O prazo prescricional — ou prazo para entrar com uma ação judicial — é de um ano para difamação no Reino Unido, o que já passou para Trump porque o documentário foi ao ar em outubro de 2024.
A Flórida, por outro lado – onde Trump sinalizou sua intenção de abrir qualquer ação judicial – tem um limite de dois anos.
Embora a lei da Florida lhe dê mais tempo, abrir o caso de difamação nos Estados Unidos significa que Trump enfrenta padrões legais mais rigorosos.
Se Trump processar na Flórida, ele também terá que estabelecer que o documentário Panorama da BBC foi encontrado lá. Ainda não há evidências que sugiram que isso tenha sido demonstrado nos EUA.
A decisão do tribunal sobre se tem jurisdição sobre o caso pode depender de alguém na Flórida ver o documentário e se sentir enganado por ele, disseram especialistas jurídicos.
A melhor hipótese da BBC de ver futuros casos legais arquivados é argumentar que o estado não tem jurisdição apropriada porque não houve “divulgação adequada de informação na Florida”, disse Newborn.
A carta de Trump à BBC afirma que se a BBC não cumprir as suas exigências até 14 de Novembro, “o Presidente Trump não terá outra escolha senão exercer os seus direitos legais e equitativos, nem todos os quais são expressamente reservados e renunciados, incluindo a apresentação de uma acção judicial por 1.000.000.000.000 mil milhões de dólares em danos”.

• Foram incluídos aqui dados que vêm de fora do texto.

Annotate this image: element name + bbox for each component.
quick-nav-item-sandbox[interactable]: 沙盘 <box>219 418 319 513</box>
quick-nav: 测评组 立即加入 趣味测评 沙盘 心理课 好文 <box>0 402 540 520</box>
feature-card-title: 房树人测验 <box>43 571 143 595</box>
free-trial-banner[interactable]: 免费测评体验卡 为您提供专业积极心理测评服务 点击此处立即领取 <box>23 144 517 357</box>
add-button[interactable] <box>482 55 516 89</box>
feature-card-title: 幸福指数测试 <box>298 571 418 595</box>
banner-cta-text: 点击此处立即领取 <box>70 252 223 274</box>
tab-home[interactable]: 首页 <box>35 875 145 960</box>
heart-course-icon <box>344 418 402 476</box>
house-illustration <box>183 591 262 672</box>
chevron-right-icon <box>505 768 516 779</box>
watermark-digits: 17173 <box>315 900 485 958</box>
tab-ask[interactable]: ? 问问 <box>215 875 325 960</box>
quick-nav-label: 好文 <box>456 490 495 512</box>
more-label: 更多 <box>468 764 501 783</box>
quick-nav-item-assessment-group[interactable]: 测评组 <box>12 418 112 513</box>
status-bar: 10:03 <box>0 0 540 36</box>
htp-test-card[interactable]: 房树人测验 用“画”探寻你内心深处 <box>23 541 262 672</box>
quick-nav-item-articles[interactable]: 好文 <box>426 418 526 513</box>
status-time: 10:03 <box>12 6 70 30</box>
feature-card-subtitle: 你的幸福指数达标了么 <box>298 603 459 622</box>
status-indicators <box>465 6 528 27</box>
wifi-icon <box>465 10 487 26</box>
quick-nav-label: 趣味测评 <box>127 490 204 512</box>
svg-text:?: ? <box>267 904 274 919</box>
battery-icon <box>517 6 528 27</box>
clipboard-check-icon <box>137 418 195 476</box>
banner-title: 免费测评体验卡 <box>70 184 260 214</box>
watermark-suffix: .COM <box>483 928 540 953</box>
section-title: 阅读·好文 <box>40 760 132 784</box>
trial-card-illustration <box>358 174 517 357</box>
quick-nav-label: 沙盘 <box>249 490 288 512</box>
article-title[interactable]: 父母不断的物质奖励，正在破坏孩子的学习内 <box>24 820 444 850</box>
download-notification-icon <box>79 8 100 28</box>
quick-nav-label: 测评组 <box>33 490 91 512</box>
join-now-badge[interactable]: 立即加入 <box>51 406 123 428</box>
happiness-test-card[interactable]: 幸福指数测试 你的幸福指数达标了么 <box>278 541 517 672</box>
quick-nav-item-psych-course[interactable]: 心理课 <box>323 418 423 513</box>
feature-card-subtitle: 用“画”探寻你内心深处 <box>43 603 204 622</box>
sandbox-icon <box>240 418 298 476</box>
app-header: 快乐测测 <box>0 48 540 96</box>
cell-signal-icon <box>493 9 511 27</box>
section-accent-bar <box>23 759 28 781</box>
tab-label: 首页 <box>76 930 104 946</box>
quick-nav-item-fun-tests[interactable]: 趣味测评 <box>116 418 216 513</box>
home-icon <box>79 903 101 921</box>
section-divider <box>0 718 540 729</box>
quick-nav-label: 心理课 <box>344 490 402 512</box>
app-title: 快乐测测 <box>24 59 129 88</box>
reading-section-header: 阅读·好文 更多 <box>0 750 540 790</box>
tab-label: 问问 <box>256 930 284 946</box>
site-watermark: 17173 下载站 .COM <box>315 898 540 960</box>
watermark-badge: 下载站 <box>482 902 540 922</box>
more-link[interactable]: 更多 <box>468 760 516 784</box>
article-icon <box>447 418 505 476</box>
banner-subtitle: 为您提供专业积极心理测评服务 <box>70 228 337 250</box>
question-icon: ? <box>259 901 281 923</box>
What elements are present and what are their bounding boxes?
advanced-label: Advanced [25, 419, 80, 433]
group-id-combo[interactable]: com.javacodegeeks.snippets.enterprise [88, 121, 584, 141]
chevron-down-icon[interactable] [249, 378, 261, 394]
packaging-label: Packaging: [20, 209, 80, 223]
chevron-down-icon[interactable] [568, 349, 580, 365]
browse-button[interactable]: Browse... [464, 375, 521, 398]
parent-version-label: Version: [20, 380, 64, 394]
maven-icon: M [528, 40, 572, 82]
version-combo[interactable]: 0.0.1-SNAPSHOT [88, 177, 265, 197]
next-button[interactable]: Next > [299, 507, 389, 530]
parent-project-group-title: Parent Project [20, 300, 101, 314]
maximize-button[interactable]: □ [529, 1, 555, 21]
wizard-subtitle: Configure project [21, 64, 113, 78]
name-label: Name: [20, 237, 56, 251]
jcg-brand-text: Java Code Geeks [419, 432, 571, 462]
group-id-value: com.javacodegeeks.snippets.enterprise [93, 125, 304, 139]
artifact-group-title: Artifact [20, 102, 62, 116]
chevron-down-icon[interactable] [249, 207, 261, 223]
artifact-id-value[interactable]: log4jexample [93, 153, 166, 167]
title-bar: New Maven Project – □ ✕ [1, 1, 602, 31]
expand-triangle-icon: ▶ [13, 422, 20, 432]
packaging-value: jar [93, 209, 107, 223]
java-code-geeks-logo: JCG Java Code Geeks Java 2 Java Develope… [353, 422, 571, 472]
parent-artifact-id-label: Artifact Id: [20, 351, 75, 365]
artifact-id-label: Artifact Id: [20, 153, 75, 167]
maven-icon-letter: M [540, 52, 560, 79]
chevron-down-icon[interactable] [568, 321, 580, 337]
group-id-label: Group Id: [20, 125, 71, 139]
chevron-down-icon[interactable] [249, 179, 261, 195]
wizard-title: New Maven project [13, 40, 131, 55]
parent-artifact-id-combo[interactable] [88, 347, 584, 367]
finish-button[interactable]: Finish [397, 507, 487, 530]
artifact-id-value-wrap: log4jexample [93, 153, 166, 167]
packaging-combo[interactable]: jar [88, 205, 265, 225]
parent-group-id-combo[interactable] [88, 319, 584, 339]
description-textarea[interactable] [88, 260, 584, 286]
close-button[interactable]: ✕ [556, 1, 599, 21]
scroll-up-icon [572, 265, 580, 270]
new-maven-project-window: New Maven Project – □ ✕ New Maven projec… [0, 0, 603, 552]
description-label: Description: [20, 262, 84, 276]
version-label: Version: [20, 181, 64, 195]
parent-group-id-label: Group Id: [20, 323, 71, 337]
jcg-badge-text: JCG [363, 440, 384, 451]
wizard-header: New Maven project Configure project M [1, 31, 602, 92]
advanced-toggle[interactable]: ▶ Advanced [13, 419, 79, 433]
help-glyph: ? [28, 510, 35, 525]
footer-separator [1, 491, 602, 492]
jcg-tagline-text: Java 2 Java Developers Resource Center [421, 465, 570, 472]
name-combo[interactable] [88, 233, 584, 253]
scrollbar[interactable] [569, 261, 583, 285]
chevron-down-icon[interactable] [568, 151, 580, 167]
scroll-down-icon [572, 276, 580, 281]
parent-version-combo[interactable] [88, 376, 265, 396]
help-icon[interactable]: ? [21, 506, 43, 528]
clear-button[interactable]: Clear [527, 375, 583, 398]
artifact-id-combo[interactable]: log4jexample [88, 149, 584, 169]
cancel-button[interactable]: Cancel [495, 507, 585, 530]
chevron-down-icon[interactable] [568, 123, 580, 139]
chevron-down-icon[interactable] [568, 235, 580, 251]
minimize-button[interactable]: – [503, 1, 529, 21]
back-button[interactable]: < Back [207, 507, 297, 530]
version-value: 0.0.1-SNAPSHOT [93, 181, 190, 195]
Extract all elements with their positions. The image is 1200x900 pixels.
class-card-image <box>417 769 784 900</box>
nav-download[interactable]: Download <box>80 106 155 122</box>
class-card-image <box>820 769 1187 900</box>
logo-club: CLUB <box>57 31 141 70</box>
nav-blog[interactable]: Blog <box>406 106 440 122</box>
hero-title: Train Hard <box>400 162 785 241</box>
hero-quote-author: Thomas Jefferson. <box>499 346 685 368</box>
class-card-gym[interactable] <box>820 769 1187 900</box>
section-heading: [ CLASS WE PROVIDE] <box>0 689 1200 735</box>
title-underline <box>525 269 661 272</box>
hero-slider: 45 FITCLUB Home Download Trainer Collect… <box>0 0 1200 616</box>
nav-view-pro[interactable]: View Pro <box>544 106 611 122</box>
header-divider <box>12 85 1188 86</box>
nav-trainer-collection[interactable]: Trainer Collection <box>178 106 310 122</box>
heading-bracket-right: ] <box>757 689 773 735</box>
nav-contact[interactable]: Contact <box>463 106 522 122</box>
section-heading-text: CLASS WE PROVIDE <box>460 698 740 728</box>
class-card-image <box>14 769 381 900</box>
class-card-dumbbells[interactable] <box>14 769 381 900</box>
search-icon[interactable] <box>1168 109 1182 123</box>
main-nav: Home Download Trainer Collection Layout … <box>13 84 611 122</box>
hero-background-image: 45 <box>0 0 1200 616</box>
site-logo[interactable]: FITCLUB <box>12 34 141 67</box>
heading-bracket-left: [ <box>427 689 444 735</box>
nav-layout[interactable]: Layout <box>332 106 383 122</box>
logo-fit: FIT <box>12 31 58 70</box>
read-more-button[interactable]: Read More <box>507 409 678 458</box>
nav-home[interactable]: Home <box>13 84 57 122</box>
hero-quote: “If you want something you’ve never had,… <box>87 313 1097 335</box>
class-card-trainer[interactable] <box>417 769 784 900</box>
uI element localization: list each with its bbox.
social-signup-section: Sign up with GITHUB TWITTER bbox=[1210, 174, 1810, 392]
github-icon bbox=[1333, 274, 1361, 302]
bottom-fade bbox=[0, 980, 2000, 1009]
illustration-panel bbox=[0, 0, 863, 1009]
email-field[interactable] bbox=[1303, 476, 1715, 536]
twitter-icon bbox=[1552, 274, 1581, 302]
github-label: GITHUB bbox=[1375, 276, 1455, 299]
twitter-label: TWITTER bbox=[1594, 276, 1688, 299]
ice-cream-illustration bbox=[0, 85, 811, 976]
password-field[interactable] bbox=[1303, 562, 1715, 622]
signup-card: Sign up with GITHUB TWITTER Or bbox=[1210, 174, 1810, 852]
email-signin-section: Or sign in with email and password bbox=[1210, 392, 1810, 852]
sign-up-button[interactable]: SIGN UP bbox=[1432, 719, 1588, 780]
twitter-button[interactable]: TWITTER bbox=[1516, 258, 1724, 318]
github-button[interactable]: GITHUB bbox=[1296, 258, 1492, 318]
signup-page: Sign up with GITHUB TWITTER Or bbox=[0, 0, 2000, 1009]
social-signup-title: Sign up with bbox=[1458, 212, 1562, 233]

Mas para receber um bilhão de dólares em um processo por difamação na Flórida, um demandante como o presidente teria que provar que realmente sofreu tantos danos, disse Lyrisa Lidsky, professora da Faculdade de Direito Levin da Universidade da Flórida.
“Dado que ele ganhou a presidência depois disso e continuou a ganhar dinheiro com o seu negócio, parece incrível que ele consiga provar uma perda de um bilhão de dólares”, disse ele.
Trump processou várias organizações de notícias dos EUA por grandes somas de dinheiro e garantiu grandes acordos em alguns casos.
Em 2025, a Paramount, controladora da CBS News, concordou em pagar a Trump US$ 16 milhões depois que ele processou a então candidata presidencial Kamala Harris por uma entrevista de mais de 60 minutos. Trump argumentou que o vídeo foi editado para retratar melhor Harris – contra quem ele concorria na época.
A ABC News também pagou a Trump US$ 15 milhões depois que um de seus âncoras, George Stephanopoulos, afirmou falsamente em uma entrevista que Trump era responsável pelo estupro. O presidente foi indiciado em 2023 por assédio sexual e difamação do autor E. Jean Carroll.
Ele entrou com uma ação de US$ 15 bilhões contra o New York Times por comentários críticos que jornalistas fizeram contra ele durante sua campanha presidencial de 2024. Um juiz federal rejeitou o processo em setembro porque foi apresentado de forma “imprópria e não autorizada”, mas permitiu que Trump apresentasse novamente uma breve queixa.
Muitos dos processos de Trump contra organizações de comunicação social custaram-lhe pouco, embora possam revelar-se dispendiosos para os meios de comunicação, disse Seth Stern, diretor de defesa da Fundação para a Liberdade de Imprensa.
“Ele não se importa se vencerá ou não. O objetivo é intimidar e punir aqueles que ele considera críticos dele”, disse Stern.